As someone who managed public IT in a UK public library service until I retired (early) a couple of years ago, IMO the realities are very complex...
First question - what is your personal expectation of a public 'library,? What is that expectation of every central and local government body and agency to provide free support services fro them for which they pay nothing outside general taxation? Do these expectations match? 30+ years ago, the former editor of the Guardian, wrote an article quoting a Director of Social Services stating that a certain library was his biggest day care centre. Currently libraries are being touted as social centres to replace the disappearing pubs. All things to all people?
Since the mass introduction of Lottery funded public library IT around the Millennium, there has seldom been funding for regular refresh - it certainly doesn't keep up with market development.
If you close libraries, you generally lose the public IT within it - unless that is relocated, and that may not then be in a convenient place for users.
You will probably have queuing in peak times and lots of spare capacity at quiet times - if you only have one library open on a Sunday in an urban area, it will be saturated with demand for IT.
If you reduce library hours, you reduce access to the IT, unless you keep the libraries open (questionable term) in Self-Service libraries when the libraries are unstaffed, paid or volunteer.
How IT Savvy do you expect staff to be - with the hardware, software, online applications and services, whatever - alongside their other varied duties? Books (remember them?) management, user management, children's activities, etc.etc. Possibly loan tools and lawnmowers in future. How much do you pay them (if anything). How well do you train them? How well do you regard them?

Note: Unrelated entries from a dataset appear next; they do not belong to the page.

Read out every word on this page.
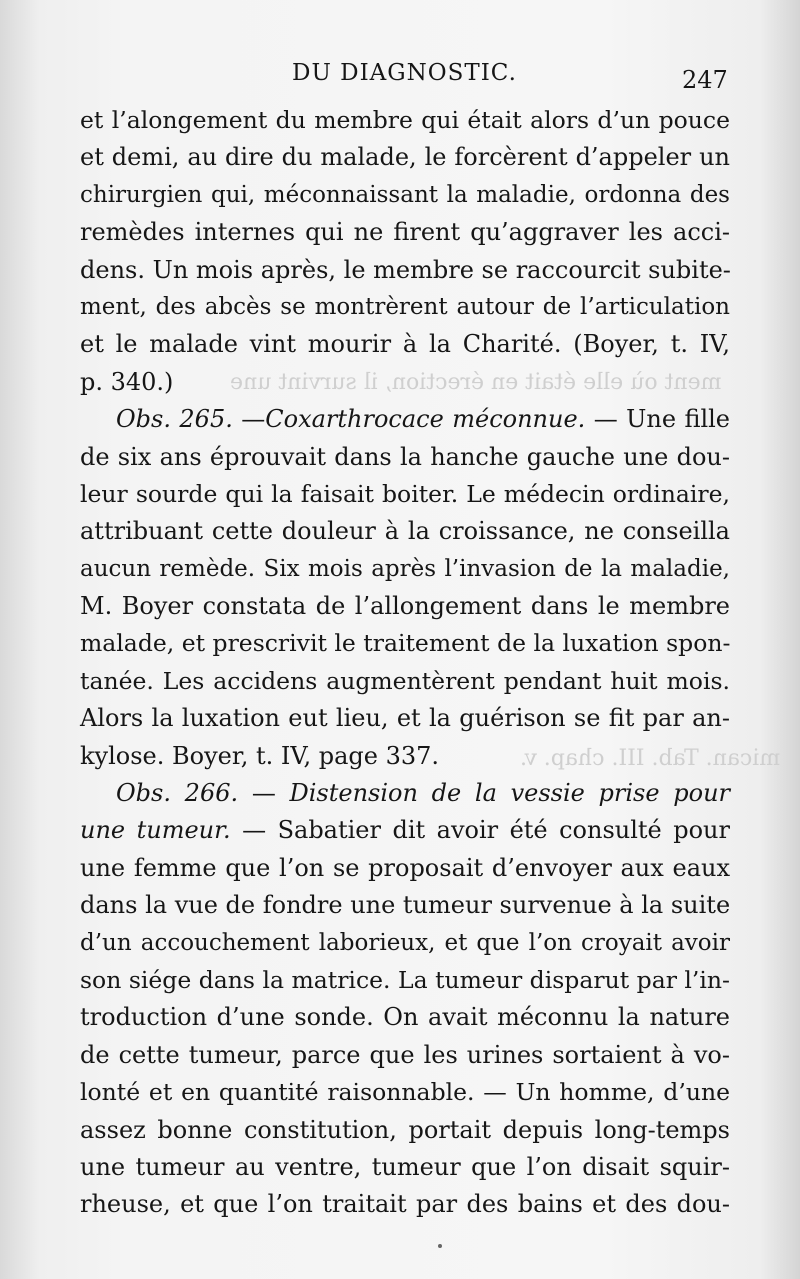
ment où elle était en érection, il survint une
mican. Tab. III. chap. v.
DU DIAGNOSTIC.	247
et l’alongement du membre qui était alors d’un pouce
et demi, au dire du malade, le forcèrent d’appeler un
chirurgien qui, méconnaissant la maladie, ordonna des
remèdes internes qui ne firent qu’aggraver les acci-
dens. Un mois après, le membre se raccourcit subite-
ment, des abcès se montrèrent autour de l’articulation
et le malade vint mourir à la Charité. (Boyer, t. IV,
p. 340.)
Obs. 265. —Coxarthrocace méconnue. — Une fille
de six ans éprouvait dans la hanche gauche une dou-
leur sourde qui la faisait boiter. Le médecin ordinaire,
attribuant cette douleur à la croissance, ne conseilla
aucun remède. Six mois après l’invasion de la maladie,
M. Boyer constata de l’allongement dans le membre
malade, et prescrivit le traitement de la luxation spon-
tanée. Les accidens augmentèrent pendant huit mois.
Alors la luxation eut lieu, et la guérison se fit par an-
kylose. Boyer, t. IV, page 337.
Obs. 266. — Distension de la vessie prise pour
une tumeur. — Sabatier dit avoir été consulté pour
une femme que l’on se proposait d’envoyer aux eaux
dans la vue de fondre une tumeur survenue à la suite
d’un accouchement laborieux, et que l’on croyait avoir
son siége dans la matrice. La tumeur disparut par l’in-
troduction d’une sonde. On avait méconnu la nature
de cette tumeur, parce que les urines sortaient à vo-
lonté et en quantité raisonnable. — Un homme, d’une
assez bonne constitution, portait depuis long-temps
une tumeur au ventre, tumeur que l’on disait squir-
rheuse, et que l’on traitait par des bains et des dou-
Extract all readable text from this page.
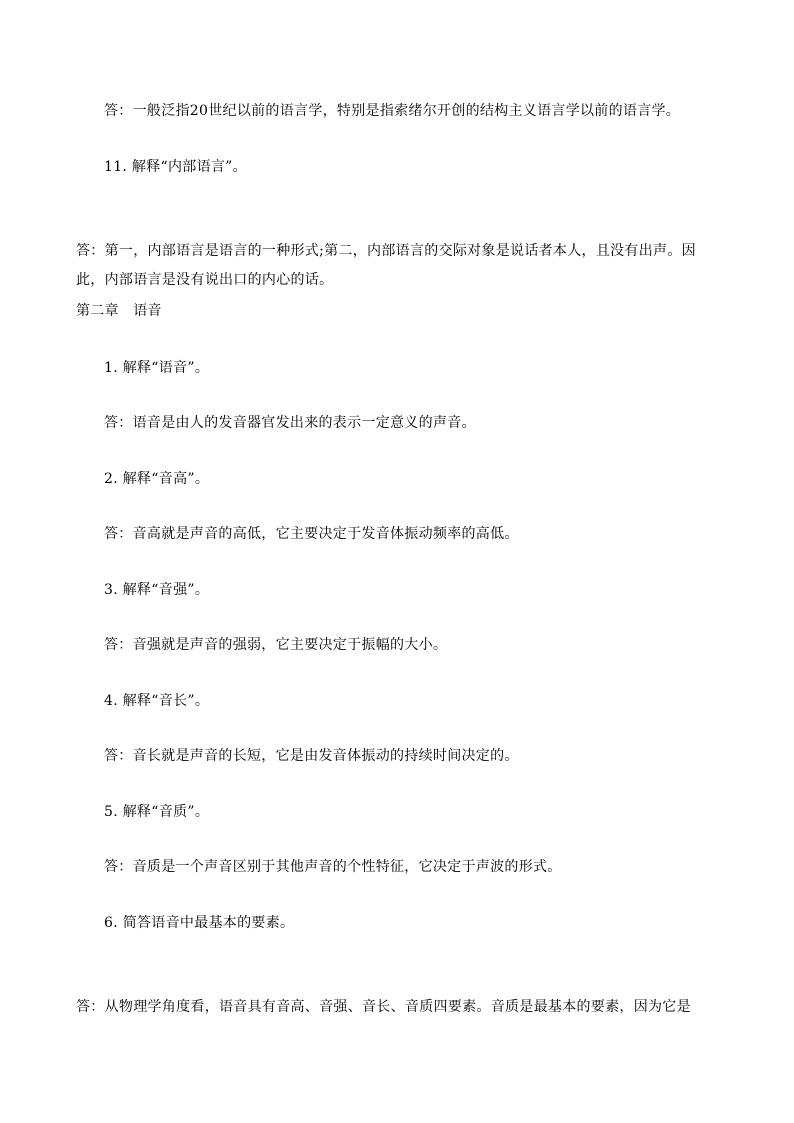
答：一般泛指20世纪以前的语言学，特别是指索绪尔开创的结构主义语言学以前的语言学。
11. 解释“内部语言”。
答：第一，内部语言是语言的一种形式;第二，内部语言的交际对象是说话者本人，且没有出声。因
此，内部语言是没有说出口的内心的话。
第二章　语音
1. 解释“语音”。
答：语音是由人的发音器官发出来的表示一定意义的声音。
2. 解释“音高”。
答：音高就是声音的高低，它主要决定于发音体振动频率的高低。
3. 解释“音强”。
答：音强就是声音的强弱，它主要决定于振幅的大小。
4. 解释“音长”。
答：音长就是声音的长短，它是由发音体振动的持续时间决定的。
5. 解释“音质”。
答：音质是一个声音区别于其他声音的个性特征，它决定于声波的形式。
6. 简答语音中最基本的要素。
答：从物理学角度看，语音具有音高、音强、音长、音质四要素。音质是最基本的要素，因为它是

The greater profusion of personal devices - even for those on low incomes - changed the demand on the service. Public WiFi - inside and outside the libraries changed the balance, and changed the game. Can you print from your personal device in your library?. Are library management looking at the metrics (if they have any) and pro-actively adjusting the services?
I could go on...
You get what you pay for, and as they say with politics, you get the leaders you deserve.